Comunidades inteiras, não tendo o devido amparo social que deveria ser promovido pelo Estado enquanto esfera pública, são engolidas pelo pseudodiscurso da fé. Instrumentalizar a fé, usando-se da religião ou crenças religiosas como ferramenta para atingir objetivos nem sempre tem relação com a espiritualidade, como ganho político, econômico e mesmo social. Ao tomarmos a chamada Teologia da Prosperidade como exemplo, é possível observar o uso do discurso religioso para garantir vantagens financeiras em cima da fé dos fiéis. O uso da religião como garantia de alcançar o poder é hoje o grande fetiche de políticos conservadores e fundamentalistas.
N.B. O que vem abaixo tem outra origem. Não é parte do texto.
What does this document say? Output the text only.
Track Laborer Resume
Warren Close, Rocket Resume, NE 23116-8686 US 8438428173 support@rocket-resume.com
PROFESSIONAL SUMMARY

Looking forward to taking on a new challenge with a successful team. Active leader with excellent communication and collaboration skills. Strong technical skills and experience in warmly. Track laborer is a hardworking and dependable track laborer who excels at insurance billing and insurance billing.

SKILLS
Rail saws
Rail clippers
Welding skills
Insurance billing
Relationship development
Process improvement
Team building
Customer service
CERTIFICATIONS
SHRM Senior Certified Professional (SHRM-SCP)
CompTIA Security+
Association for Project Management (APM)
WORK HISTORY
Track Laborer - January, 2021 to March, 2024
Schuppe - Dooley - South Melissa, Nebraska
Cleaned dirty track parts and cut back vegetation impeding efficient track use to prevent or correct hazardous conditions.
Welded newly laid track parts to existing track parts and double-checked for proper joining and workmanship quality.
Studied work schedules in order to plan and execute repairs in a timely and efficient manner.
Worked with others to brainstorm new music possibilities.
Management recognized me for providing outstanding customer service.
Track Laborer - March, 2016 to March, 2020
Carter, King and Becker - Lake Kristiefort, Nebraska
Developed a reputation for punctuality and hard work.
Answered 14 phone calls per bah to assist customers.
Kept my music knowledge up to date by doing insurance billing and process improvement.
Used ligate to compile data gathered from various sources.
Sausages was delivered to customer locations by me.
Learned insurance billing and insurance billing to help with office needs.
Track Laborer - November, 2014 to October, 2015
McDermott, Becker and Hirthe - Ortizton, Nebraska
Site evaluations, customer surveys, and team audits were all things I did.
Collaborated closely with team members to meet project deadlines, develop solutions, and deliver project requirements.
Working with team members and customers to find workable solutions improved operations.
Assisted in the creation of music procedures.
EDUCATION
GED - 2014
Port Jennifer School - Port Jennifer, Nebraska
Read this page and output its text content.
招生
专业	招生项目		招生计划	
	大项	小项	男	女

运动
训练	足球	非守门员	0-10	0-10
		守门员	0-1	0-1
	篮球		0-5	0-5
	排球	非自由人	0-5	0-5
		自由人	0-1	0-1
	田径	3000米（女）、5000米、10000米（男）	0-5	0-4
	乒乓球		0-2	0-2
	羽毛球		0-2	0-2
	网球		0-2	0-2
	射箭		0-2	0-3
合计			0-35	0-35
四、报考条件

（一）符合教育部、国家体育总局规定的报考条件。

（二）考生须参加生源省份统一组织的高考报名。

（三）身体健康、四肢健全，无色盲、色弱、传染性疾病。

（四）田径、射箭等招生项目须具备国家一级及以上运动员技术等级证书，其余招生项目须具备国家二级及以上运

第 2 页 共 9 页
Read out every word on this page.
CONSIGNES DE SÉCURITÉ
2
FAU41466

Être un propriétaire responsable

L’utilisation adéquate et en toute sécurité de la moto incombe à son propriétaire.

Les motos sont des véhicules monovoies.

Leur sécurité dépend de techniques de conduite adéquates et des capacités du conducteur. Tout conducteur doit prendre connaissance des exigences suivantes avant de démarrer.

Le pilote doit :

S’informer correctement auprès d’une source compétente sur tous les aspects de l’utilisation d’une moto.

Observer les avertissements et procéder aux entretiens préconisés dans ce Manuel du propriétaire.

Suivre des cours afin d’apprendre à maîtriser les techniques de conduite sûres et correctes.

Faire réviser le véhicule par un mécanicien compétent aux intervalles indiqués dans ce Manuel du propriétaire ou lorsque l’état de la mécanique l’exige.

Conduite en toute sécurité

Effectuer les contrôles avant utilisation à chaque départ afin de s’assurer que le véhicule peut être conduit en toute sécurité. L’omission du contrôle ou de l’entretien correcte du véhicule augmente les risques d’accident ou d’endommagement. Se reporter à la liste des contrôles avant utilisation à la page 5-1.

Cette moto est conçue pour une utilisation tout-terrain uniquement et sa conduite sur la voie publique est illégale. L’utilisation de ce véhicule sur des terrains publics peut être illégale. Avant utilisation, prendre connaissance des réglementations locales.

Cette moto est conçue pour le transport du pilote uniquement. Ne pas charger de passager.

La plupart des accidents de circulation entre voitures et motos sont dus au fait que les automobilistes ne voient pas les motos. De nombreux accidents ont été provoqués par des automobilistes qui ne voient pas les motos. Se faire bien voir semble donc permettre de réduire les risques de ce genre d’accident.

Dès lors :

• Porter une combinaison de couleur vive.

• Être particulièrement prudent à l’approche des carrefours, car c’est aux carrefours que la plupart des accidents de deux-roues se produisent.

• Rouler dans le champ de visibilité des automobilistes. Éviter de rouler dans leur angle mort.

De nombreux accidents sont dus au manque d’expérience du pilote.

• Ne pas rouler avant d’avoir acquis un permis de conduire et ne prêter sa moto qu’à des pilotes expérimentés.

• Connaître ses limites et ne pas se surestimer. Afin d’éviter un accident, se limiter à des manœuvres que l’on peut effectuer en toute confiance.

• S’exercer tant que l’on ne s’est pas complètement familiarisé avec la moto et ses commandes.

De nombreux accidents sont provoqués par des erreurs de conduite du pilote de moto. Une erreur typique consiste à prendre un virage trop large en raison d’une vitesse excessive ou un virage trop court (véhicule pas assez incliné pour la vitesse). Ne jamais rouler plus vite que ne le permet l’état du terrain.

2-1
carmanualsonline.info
Em tempos de campanha eleitoral, numerosos são os candidatos que passam a frequentar assiduamente templos religiosos, promovendo a leitura bíblica de textos que lhe assegurem um controle social e político. A fé, que deveria ser algo pessoal, é escancaradamente manipulada por indivíduos e grupos diversos. Muitos desses discursos são descompromissados com a verdadeira experiência religiosa. Cria-se então, com base nessa fala instrumentalizada, uma verdadeira onda de medo. O medo, quando aplicado para controle social, transforma-se em fobia, como bem afirmou Freud. Esse mesmo medo é sempre utilizado por movimentos autocráticos que procuram impor seus dogmas, de modo a controlar corpos e mentes. A teologia do medo utiliza a tríade: cura, exorcismo e prosperidade.
”Para o sistema capitalista neoliberal não há possibilidade de democracia e nem soberania ou autodeterminação dos povos”. Afirma a secretária-geral do Conselho Nacional de Igrejas Cristãs do Brasil (CONIC), pastora Romi Becke, da Igreja Evangélica de Confissão Luterana no Brasil (IECLB), no artigo em que reflete sobre a instrumentalização entre religião e política.
Observa-se com tudo isso uma crescente ocupação religiosa da esfera pública. Isto é, apóstolos, pastores pentecostais, líderes protestantes, missionários, a cada pleito, tentam transformar seus templos em verdadeiros currais eleitorais, seja para eleger seus próprios candidatos ou disseminarem discursos de caráter autocrático.
Os impactos da instrumentalização da fé no Brasil levam a uma polarização política, desigualdade social e descredibilização da religião. O Estado Laico é fundamental para sociedades democráticas, garantido que as mais diversas pautas políticas sejam decididas com base no bem comum, não em dogmas ou medo. Embora o Brasil tenha avançado nesse ponto, desafios persistem, como a influência religiosa no Congresso Nacional. A laicidade exige vigilância e neutralidade estatal. Lembremos sempre: o Estado não pode ser a extensão de uma corrente religiosa.